April 11, 2014
Rizzoli Bookstore closes its storied space on 57th Street
by Kirsten Reach
Rizzoli Bookstore, with its glittering chandelier and stories upon stories of art books, is probably closing for good today. The Vornado Realty Trust and the Lefrak family, who own the building, are going to demolish the six-story structure and two buildings beside it to make space for a high-rise.
Residents will rally around 31 West 57th Street at 10 AM, calling for the city to save this store. But it’s probably too late.
Manhattan Borough President Gale Brewer applied for landmark status last month. But the 109-year-old building’s interior was updated in 1985, when it was converted from a Sohmer Piano showroom to a bookstore. Additions include bookshelves (obviously), cabinetry, flooring, and those fancy chandeliers.
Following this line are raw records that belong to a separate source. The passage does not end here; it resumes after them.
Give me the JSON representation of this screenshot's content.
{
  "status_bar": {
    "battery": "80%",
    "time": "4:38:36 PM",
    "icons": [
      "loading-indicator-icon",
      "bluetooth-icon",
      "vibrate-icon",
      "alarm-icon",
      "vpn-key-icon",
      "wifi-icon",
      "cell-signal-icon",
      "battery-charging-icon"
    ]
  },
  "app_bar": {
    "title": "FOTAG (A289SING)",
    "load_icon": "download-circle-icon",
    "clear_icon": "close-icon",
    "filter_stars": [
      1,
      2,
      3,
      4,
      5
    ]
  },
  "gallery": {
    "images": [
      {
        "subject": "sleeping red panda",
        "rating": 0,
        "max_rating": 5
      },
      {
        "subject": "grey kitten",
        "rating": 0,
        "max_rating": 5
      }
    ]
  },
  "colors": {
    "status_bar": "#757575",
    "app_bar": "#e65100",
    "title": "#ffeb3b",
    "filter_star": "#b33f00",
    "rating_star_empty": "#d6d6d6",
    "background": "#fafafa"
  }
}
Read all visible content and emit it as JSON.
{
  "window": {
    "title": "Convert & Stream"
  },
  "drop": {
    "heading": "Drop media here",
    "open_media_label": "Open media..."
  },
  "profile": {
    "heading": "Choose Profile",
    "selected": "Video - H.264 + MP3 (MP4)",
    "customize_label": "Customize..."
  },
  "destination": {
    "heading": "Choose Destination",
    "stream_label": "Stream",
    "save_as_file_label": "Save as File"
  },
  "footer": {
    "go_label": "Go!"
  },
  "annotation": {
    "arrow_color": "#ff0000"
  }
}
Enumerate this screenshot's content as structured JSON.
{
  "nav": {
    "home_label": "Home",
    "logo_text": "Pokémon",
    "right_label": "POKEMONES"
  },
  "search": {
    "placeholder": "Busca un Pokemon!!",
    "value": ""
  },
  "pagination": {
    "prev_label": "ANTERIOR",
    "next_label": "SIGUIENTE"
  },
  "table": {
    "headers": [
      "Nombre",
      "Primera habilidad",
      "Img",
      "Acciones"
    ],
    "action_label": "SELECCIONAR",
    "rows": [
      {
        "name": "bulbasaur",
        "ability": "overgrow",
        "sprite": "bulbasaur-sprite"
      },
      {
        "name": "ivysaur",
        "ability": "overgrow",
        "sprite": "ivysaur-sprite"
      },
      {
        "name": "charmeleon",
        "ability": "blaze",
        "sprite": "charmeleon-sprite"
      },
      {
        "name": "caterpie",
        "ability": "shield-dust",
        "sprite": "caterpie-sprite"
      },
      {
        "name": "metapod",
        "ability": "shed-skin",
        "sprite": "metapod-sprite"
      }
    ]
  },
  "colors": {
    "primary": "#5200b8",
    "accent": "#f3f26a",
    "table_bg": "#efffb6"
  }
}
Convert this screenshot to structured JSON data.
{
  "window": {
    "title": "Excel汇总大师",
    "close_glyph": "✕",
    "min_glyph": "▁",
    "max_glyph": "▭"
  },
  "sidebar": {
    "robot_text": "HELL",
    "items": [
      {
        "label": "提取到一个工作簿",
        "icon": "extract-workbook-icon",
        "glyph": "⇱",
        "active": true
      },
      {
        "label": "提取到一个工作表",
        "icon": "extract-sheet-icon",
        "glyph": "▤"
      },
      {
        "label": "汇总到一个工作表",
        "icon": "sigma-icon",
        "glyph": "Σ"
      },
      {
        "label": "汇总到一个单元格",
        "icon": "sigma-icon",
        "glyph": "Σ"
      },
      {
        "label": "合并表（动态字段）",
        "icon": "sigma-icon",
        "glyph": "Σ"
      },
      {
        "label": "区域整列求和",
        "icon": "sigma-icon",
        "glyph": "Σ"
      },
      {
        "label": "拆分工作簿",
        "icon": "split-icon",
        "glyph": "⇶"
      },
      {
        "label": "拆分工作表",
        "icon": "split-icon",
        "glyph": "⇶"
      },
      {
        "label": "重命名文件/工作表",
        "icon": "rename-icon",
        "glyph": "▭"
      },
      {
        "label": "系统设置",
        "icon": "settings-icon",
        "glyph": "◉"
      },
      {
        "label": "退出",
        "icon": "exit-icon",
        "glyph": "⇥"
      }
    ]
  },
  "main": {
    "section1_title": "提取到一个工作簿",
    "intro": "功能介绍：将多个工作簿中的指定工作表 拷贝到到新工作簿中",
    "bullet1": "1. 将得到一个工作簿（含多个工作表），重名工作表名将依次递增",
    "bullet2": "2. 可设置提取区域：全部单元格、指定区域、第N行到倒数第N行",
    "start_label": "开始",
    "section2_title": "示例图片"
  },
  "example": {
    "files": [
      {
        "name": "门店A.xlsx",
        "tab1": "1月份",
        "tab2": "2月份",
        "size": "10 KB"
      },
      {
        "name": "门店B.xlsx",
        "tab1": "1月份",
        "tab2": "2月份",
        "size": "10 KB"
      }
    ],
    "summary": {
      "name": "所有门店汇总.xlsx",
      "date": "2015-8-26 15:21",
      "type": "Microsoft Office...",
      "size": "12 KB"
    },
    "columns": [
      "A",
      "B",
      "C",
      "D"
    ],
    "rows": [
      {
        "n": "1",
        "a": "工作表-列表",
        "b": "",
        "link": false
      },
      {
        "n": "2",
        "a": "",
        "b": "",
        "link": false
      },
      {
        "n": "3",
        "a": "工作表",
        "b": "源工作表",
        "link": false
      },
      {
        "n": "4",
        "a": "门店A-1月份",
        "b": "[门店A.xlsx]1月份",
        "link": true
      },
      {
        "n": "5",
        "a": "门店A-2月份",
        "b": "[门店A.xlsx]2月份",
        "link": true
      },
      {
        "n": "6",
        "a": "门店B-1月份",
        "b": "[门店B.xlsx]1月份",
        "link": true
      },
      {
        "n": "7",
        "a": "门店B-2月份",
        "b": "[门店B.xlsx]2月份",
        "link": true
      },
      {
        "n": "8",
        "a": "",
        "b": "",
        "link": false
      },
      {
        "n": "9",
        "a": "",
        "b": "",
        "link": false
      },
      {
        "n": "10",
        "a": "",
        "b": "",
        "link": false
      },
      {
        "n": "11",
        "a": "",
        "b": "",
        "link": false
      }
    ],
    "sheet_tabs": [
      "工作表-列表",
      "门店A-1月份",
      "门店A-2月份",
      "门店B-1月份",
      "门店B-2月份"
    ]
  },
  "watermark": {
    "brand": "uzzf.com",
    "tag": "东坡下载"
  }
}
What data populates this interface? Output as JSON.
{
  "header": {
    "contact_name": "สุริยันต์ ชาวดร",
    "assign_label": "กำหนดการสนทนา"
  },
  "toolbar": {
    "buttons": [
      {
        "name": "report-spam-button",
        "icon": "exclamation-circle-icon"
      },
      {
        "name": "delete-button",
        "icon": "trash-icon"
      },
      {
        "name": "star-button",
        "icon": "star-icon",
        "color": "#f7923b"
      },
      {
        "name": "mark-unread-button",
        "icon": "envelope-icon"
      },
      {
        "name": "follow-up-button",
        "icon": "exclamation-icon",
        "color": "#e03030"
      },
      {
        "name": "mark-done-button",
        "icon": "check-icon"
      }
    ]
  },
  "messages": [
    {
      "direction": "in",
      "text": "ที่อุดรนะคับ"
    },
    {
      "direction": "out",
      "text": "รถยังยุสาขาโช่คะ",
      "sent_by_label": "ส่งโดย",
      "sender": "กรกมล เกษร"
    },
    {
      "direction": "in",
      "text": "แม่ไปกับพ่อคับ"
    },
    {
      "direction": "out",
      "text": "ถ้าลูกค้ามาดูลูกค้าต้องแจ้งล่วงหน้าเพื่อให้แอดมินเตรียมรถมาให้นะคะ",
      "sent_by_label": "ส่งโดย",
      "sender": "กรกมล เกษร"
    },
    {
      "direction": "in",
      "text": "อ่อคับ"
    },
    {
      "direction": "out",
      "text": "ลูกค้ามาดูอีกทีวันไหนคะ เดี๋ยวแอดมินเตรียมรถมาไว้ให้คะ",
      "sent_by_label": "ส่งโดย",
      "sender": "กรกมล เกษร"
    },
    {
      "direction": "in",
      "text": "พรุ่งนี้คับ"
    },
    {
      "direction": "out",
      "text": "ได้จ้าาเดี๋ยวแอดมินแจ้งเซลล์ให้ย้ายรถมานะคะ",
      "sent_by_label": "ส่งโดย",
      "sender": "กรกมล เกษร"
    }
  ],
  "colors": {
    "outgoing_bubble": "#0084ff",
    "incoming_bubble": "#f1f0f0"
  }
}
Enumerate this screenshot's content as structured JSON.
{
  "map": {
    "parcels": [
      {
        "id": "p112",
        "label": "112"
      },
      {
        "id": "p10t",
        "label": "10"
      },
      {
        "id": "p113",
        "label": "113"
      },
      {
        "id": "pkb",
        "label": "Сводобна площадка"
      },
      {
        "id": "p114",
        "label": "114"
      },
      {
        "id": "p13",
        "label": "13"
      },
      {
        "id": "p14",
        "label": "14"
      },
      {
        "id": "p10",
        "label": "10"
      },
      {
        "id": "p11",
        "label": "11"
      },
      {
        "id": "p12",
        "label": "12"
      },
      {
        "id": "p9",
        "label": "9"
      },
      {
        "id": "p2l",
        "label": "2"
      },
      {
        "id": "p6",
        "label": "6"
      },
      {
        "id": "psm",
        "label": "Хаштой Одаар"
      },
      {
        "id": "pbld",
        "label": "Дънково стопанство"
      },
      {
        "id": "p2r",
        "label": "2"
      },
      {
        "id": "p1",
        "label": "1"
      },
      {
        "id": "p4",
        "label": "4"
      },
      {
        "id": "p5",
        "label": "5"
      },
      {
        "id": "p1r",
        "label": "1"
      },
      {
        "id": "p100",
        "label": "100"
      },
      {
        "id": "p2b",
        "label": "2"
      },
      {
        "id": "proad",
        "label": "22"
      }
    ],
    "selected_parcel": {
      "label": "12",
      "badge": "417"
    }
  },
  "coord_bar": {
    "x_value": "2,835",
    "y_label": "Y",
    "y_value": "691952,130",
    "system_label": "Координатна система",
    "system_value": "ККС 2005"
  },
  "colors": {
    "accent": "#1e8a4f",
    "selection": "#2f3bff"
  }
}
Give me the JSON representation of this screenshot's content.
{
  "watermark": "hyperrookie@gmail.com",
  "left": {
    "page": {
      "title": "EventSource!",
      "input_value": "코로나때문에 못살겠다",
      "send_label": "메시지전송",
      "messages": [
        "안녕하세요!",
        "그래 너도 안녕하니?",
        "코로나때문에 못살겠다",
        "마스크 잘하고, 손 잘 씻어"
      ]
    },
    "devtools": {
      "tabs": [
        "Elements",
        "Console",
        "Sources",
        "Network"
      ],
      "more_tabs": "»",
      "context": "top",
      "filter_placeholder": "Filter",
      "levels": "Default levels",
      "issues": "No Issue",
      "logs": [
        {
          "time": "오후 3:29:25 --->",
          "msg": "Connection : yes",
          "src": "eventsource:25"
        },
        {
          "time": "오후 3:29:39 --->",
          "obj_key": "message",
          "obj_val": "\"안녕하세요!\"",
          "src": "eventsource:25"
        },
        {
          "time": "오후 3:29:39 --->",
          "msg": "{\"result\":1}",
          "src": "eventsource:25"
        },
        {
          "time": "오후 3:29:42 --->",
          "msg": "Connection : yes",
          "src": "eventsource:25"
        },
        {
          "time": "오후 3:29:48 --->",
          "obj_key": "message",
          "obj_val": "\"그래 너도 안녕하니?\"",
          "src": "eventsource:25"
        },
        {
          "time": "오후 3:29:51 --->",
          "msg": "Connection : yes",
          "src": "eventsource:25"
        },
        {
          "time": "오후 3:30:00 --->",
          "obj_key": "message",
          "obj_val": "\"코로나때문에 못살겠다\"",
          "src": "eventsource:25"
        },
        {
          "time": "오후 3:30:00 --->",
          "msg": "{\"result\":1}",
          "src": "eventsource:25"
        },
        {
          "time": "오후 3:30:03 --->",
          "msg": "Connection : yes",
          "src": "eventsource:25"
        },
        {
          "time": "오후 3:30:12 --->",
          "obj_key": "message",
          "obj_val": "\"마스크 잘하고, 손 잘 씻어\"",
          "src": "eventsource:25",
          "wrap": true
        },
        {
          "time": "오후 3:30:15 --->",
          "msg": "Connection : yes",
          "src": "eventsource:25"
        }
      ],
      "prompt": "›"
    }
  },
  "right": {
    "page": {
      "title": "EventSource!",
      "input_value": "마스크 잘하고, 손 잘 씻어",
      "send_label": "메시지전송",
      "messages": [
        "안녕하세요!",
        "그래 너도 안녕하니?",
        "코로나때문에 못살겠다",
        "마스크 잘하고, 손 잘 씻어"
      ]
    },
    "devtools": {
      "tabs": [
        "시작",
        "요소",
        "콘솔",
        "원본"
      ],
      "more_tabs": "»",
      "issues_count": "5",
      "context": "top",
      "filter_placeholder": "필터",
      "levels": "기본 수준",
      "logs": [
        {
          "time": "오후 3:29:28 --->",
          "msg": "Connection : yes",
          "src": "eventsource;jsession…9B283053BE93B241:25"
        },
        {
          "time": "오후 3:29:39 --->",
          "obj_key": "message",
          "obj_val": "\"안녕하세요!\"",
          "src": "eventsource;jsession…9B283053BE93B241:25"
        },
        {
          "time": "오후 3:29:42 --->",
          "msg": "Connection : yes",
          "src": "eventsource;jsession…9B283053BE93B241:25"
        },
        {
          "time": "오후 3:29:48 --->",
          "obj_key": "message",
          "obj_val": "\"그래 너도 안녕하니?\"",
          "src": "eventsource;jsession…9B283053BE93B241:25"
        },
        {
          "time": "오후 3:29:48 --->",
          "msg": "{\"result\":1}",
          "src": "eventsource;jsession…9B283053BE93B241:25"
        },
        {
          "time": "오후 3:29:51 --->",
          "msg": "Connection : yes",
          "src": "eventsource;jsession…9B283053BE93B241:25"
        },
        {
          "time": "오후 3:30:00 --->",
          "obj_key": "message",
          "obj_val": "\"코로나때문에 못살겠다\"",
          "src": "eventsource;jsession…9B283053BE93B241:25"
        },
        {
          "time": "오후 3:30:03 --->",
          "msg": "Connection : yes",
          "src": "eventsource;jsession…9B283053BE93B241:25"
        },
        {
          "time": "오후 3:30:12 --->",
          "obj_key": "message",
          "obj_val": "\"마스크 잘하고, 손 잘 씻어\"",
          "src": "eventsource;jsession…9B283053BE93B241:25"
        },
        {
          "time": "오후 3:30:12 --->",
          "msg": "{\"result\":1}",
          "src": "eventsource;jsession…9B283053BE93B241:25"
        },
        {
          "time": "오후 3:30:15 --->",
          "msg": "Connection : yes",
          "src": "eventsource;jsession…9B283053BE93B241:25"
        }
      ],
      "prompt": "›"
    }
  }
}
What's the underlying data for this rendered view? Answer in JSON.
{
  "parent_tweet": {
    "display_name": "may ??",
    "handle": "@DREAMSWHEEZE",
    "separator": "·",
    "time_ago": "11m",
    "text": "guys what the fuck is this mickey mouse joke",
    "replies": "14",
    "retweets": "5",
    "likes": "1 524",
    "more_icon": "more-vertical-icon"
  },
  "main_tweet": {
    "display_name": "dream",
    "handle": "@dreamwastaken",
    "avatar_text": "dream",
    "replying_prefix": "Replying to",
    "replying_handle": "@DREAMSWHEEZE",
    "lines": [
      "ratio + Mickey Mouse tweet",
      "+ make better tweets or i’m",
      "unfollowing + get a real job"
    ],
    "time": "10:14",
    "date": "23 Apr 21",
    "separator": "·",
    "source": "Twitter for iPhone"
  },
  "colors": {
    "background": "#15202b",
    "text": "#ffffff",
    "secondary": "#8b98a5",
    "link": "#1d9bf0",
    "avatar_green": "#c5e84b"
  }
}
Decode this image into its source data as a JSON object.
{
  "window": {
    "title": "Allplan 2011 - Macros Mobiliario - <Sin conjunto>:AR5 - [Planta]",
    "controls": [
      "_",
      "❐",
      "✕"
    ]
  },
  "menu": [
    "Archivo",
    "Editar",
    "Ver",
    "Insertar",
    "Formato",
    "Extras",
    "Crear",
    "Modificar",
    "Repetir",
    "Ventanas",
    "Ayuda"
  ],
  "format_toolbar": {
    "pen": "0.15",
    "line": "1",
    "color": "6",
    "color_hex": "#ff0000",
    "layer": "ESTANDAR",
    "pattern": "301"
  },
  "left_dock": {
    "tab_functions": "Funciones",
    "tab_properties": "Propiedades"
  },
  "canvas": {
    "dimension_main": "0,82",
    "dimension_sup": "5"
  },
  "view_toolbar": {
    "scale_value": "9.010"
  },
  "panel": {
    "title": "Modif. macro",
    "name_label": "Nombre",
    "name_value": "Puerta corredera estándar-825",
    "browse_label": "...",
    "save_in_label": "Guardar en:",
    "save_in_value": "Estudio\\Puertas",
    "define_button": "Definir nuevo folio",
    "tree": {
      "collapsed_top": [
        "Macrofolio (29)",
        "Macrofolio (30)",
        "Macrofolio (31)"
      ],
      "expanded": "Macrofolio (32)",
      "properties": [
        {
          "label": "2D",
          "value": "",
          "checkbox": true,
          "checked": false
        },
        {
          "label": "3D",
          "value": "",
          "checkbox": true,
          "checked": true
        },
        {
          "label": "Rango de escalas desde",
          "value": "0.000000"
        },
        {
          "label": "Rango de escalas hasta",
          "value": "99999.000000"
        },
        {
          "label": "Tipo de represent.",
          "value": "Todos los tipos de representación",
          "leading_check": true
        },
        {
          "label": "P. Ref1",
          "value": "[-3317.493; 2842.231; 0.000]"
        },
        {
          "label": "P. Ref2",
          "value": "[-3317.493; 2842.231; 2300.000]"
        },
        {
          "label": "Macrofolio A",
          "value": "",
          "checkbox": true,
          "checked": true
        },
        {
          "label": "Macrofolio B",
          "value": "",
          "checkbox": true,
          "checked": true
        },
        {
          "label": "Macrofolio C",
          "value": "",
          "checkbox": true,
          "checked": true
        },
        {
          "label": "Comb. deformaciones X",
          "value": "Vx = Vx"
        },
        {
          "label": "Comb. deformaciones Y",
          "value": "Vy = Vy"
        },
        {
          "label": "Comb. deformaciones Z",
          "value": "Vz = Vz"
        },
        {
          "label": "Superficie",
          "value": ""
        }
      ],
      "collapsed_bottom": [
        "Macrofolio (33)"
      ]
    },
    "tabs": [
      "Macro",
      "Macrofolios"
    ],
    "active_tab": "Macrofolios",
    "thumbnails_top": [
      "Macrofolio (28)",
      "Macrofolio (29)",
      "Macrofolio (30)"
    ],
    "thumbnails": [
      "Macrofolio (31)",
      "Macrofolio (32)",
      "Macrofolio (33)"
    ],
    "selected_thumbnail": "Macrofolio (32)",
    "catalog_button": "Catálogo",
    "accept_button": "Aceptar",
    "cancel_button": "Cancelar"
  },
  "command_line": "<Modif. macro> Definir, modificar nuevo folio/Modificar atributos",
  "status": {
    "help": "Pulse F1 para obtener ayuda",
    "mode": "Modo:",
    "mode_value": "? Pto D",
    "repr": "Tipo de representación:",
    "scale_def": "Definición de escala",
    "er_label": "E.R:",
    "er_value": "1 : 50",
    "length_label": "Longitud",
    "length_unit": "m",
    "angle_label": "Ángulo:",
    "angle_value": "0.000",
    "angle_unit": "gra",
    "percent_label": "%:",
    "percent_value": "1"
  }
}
So it’s not “architecturally significant” enough for the city to step in.
If anyone believes, and Andrew Wylie does, that book publishing is not Procter and Gamble, but Hermès, it must be Rizzoli. If you haven’t visited the store in person, you’ve probably seen this place on Pinterest. It’s the kind of place you want to photograph, but also buy a postcard picture or a watercolor illustration of the central chandelier for your mom. The ceilings are so tall, all the customers whisper. The store still has a music section on the third floor with CDs for sale.
The ideal Rizzoli customer must love art books, because there’s a wealth of highly illustrated editions. Tourists must go to great lengths to fit the oversized, heavy editions into their rolling suitcases. These books must hold whole painstaking years of production editors’ lives. Unlike the closing of Borders or other chains, the only stock on sale last week was in the Christmas card section. This week books are 40% off.
Preservationists have been trying to register the interior as a landmark in New York. Yesterday, after a final attempt, they just couldn’t push it through:
“Our review concluded that because there are few remaining elements from the piano showroom era, particularly in comparison with other intact interior landmark spaces like the Steinway Piano showroom on West 57th Street, the site no longer retains the integrity of its original design, and the ca. 1985 redesign of the space does not rise to the level of an interior designation.”
More than 16,000 people have signed a petition to preserve the store. (They’re still looking for 8,000 more.) No demolition permits have been issued for the building yet, but the area has been developing so rapidly, some real estate people are calling it “Billionaire’s Row.”
Christopher Zara of International Business Times reports that Brewer and the Community Board Five will urge the Landmarks Preservation Commission to “hold an immediate hearing on the historical and architectural value of both the exterior and interior of the Rizzoli Building” in a news conference today. But from the signs out front, it looks like this bookstore is prepared to shut its doors at the end of the workday.
The bookstore is already scouting other locations, so while the storied space will be lost, the business will move on. It’s not all doom and gloom at Manhattan bookstores, but the fight for high-rise space is still tooth-and-nail.
Kirsten Reach was an editor at Melville House.